Having laid its multi-vendor cards on the table with an announcement that Xerox was now on its price list, former HP-only integrator Centari Systems last week pulled a "big blue" ace from its sleeve in the form of IBM.
According to managing director Jon Johnston, as an IBM reseller, Centari's sales force will now not only be able to bid for existing IBM channel traffic at the big end of town, but also introduce additional solutions to its traditional mid-range markets.
"We see a good fit across our entire range of customers," Johnston said of commercial desktops, Intel-based workstations (Intellistations), notebooks (Thinkpads), and file servers (Netfinity) which it is now reselling in addition to product from Hewlett-Packard and Xerox.
"We almost never see IBM in our core marketplace, which is the 100- to 1000-seat type of customer. It is our perception that other resellers are not selling IBM into that space.
"IBM is doing most of its business at the big end of town - 5000 seats and above - and at retail. Wherever their market share is coming from, it is not the area that we are competing in."

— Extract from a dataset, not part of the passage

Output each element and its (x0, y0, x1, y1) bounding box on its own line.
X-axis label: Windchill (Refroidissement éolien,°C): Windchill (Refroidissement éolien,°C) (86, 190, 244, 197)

Johnston said there is definitely demand for IBM in "mid-range" organisations and huge potential in what Centari has proven to be a very lucrative market. In the past, with HP, it has only come up against IBM in about "one or two out of 10 deals", he said.
"They all know the brand, but nobody is coming to them with it," he said. "We feel that being able to offer IBM product will make customers have a closer look at us."
A major benefit from its new partnership is being able to introduce IBM's strong notebook range which Johnston rates as being "very good". "We have never had a very good notebook offering. Historically, HP's notebooks haven't been as good as IBM's," he said.
Johnston didn't want to reveal the targets that have been set for IBM sales but he does "expect IBM sales to be a significant part of total revenues in six to 12 months".
Johnston is confident that growth of IBM revenues will be "in addition to current HP sales" rather than at their expense. "Certainly there will be slower growth, but we don't see any HP business dropping off," he said.